Станиславский уже подшучивает над этим «романом»:
— Отгадайте, что общего между Гзовской и Германией?.. И та, и другая блокированы!
Блока тревожит, что актрисе нравится Игорь Северянин. Как сыграет она Изору, эту, как говорит В. И. Немирович-Данченко, «графиню без дымок и вуалей, особенную графиню, средневековую без средневековья, без этикетов, девушку из народа»? Уже в Петербурге он увидел фильм с участием Гзовской и нашел в одном из эпизодов те черты, которые хотел бы видеть в ее Изоре. «Глубоко мудро сказать, — пишет он ей (26 мая 1916 года), вспоминая отзыв Станиславского, — что Вы — «характерная» актриса в лучшем смысле, т. е. в том смысле, что «характерность» есть как бы почва, земля, что-то душистое… «Расшалитесь», придайте Изоре несколько «простонародных» черт; и все найдете тогда… И выйдет — земная, страстная, смуглая».

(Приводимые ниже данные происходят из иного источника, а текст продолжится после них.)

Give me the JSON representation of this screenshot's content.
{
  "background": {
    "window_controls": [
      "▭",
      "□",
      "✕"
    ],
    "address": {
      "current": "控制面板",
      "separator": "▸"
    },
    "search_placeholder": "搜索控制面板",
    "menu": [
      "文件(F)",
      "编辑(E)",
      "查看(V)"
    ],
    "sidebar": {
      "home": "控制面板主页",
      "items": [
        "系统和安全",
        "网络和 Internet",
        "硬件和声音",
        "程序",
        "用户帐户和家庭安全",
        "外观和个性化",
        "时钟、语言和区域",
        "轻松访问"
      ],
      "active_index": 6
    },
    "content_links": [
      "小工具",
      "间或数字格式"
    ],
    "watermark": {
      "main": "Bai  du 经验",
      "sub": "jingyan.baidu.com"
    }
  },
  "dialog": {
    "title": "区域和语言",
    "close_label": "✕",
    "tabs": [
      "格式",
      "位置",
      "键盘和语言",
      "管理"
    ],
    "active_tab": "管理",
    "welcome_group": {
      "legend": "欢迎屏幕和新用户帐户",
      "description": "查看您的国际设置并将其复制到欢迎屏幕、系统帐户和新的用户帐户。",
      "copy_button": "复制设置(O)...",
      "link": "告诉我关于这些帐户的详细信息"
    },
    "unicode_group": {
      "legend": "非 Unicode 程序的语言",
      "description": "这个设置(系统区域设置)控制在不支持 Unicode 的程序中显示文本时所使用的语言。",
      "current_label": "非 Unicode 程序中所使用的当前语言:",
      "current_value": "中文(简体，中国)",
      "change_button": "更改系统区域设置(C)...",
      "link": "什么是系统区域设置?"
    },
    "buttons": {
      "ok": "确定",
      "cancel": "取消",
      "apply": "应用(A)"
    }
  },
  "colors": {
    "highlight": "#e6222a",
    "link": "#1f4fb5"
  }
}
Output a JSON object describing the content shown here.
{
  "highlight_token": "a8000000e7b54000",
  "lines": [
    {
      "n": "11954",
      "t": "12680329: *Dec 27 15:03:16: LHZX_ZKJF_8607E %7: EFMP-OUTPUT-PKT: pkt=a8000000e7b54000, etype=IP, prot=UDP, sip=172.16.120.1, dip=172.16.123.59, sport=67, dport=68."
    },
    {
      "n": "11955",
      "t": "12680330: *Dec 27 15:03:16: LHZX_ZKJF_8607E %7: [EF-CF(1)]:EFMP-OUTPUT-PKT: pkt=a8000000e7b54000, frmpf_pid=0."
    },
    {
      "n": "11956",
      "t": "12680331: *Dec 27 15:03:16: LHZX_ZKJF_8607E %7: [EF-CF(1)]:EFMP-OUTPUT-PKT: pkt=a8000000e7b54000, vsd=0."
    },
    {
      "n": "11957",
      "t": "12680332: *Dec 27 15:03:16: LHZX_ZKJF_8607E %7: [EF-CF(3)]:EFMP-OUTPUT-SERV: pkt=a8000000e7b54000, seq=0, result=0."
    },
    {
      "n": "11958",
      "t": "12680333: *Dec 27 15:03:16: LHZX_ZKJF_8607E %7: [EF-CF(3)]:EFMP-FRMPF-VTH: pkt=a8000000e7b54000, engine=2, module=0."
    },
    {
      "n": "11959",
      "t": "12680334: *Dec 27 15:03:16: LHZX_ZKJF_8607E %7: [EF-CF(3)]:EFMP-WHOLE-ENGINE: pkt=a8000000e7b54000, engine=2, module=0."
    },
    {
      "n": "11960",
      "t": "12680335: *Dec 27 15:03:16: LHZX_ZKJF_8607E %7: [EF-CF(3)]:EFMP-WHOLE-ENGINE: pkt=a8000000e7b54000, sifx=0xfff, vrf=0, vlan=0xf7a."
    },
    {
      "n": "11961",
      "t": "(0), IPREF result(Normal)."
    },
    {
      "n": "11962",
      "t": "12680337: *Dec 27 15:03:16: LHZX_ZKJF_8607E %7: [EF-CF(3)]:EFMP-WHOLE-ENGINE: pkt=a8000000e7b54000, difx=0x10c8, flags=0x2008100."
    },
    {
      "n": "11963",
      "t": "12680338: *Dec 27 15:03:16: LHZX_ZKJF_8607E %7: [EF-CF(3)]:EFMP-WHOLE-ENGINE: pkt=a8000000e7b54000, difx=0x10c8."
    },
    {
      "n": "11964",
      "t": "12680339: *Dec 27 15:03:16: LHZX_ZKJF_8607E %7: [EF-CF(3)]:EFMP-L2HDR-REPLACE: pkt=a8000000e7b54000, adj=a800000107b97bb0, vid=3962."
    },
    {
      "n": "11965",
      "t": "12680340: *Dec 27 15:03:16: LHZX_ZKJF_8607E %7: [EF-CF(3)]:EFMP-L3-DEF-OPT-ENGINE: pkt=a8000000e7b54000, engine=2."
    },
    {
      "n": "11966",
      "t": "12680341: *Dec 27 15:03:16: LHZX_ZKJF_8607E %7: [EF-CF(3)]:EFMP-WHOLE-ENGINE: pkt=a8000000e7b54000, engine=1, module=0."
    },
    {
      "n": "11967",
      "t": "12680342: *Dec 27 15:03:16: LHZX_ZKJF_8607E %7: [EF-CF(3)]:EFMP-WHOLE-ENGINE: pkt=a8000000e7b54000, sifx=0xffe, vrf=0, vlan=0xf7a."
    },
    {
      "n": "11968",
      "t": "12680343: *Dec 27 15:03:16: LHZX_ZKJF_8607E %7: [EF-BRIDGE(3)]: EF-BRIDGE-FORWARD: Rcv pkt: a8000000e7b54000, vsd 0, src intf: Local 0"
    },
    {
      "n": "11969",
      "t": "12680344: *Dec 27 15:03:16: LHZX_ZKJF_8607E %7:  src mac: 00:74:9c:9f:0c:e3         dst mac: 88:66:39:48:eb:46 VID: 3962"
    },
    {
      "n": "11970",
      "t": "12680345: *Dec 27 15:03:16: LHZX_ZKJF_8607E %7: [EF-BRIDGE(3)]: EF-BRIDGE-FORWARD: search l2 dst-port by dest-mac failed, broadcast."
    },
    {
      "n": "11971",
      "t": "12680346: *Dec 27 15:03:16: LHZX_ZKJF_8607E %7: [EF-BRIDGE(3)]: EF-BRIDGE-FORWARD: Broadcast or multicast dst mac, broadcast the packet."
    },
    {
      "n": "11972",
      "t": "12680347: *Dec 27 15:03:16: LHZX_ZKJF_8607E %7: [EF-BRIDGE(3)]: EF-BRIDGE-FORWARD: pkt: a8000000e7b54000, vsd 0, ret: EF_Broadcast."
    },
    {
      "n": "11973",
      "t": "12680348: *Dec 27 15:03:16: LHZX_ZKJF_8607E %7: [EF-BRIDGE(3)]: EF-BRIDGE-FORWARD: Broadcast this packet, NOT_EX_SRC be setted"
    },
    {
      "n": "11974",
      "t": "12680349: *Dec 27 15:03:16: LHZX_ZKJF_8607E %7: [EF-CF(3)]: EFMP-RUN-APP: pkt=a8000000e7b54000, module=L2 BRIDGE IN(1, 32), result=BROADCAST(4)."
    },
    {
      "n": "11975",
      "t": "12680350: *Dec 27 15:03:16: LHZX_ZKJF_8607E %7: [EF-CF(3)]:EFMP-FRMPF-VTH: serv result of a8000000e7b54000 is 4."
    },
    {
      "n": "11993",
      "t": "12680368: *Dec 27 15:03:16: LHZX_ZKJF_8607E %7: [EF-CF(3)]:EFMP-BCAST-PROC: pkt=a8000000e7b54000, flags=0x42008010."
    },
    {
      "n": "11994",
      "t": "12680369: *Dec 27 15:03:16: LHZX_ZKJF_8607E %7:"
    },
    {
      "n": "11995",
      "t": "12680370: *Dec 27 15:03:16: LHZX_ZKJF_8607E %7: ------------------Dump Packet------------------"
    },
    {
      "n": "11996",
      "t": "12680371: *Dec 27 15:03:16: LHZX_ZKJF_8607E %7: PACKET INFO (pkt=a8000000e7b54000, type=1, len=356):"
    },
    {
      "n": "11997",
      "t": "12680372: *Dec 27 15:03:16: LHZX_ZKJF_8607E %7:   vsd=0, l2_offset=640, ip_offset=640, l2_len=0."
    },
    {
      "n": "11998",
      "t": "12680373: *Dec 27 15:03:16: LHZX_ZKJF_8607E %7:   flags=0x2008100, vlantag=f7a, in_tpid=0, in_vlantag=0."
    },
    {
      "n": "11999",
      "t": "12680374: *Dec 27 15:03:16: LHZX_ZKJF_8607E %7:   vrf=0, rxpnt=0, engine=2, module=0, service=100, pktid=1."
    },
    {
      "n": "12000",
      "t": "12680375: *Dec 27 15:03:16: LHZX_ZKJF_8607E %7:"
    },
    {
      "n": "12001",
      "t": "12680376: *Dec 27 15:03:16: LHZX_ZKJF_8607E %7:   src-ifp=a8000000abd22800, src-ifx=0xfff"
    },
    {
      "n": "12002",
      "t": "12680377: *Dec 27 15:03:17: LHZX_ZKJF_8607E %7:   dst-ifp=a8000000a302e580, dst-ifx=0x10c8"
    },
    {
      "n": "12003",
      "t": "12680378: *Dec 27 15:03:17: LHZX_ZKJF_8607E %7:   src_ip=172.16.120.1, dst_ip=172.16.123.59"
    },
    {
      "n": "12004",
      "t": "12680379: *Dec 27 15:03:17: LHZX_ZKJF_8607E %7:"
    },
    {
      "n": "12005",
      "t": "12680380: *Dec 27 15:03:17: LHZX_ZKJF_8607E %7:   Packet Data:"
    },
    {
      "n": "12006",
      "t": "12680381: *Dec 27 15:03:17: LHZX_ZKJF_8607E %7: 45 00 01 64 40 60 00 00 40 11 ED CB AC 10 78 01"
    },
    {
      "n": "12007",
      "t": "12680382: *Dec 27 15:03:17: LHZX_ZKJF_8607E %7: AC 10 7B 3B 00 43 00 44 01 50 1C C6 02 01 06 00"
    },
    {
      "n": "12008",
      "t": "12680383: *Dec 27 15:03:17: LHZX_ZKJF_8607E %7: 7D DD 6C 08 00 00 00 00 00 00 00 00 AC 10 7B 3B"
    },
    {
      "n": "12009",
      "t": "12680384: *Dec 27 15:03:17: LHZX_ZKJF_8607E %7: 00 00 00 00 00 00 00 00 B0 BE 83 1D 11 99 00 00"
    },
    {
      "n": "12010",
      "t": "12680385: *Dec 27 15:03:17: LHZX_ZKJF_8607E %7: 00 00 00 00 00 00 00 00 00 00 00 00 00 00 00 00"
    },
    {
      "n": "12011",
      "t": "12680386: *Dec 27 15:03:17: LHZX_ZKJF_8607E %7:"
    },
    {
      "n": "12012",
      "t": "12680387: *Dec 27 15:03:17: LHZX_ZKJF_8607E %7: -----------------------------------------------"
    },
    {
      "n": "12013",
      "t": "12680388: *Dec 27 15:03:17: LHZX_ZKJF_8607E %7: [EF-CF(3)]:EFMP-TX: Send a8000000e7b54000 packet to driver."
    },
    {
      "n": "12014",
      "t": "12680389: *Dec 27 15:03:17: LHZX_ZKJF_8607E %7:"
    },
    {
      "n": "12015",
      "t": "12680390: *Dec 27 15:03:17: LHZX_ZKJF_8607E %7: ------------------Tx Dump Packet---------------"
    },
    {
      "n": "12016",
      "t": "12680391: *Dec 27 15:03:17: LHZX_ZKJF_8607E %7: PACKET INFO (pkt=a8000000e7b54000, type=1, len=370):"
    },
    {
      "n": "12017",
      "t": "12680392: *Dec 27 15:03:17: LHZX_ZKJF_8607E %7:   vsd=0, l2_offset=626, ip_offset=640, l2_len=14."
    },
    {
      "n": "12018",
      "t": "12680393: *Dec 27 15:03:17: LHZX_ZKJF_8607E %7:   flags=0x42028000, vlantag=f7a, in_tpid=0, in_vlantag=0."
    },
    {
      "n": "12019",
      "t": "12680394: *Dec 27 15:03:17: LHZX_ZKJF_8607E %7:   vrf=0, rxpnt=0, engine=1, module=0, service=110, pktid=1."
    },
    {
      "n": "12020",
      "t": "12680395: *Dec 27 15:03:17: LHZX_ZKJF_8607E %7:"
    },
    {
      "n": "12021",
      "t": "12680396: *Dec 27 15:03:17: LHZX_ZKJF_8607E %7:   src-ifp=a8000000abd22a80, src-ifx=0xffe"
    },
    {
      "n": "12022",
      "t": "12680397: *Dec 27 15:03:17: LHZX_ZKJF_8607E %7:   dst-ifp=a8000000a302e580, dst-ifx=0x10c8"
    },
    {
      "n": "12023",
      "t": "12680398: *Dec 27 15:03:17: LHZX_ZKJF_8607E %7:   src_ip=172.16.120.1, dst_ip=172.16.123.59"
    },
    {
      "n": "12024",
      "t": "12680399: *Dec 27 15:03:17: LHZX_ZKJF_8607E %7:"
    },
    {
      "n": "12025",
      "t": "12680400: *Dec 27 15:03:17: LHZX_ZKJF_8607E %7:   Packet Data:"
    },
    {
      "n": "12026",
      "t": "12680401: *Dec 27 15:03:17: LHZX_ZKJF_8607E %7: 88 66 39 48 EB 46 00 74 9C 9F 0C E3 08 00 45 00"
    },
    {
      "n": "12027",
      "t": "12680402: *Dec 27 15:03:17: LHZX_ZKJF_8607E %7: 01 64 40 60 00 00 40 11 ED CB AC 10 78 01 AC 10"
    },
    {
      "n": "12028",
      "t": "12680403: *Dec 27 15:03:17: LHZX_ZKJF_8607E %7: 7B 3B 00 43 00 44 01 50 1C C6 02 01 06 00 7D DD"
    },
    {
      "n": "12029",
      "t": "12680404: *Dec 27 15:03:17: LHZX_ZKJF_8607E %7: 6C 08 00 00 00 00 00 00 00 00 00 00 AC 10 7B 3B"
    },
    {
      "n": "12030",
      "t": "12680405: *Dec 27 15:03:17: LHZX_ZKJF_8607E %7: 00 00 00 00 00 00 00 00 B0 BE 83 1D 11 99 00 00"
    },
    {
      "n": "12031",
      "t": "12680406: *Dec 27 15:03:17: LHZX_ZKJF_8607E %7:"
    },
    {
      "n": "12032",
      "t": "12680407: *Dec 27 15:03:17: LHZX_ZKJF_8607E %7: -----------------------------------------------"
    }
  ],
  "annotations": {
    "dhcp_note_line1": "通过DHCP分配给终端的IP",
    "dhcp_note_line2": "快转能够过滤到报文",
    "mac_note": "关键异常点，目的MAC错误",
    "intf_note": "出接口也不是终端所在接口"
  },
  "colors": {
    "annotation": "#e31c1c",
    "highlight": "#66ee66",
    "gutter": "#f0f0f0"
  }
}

Горько, что все эти усилия пропали даром. Постановка «Розы и Креста» в Художественном театре так и не осуществилась, хотя за период 1916–1918 годов было проведено около двухсот репетиций пьесы. Не говоря уже о том, что скоро грянули огромные, все изменившие события, поэт был, по-видимому, прав в своих позднейших предположениях, что Станиславскому «Роза и Крест» так и осталась «совершенно непонятна и не нужна…».
В мае 1916 года Блок завершает и окончательно отделывает первую главу поэмы «Возмездие». Как непохоже запечатленное в ней парадное шествие вернувшихся с победой войск на то, что царит кругом поэта!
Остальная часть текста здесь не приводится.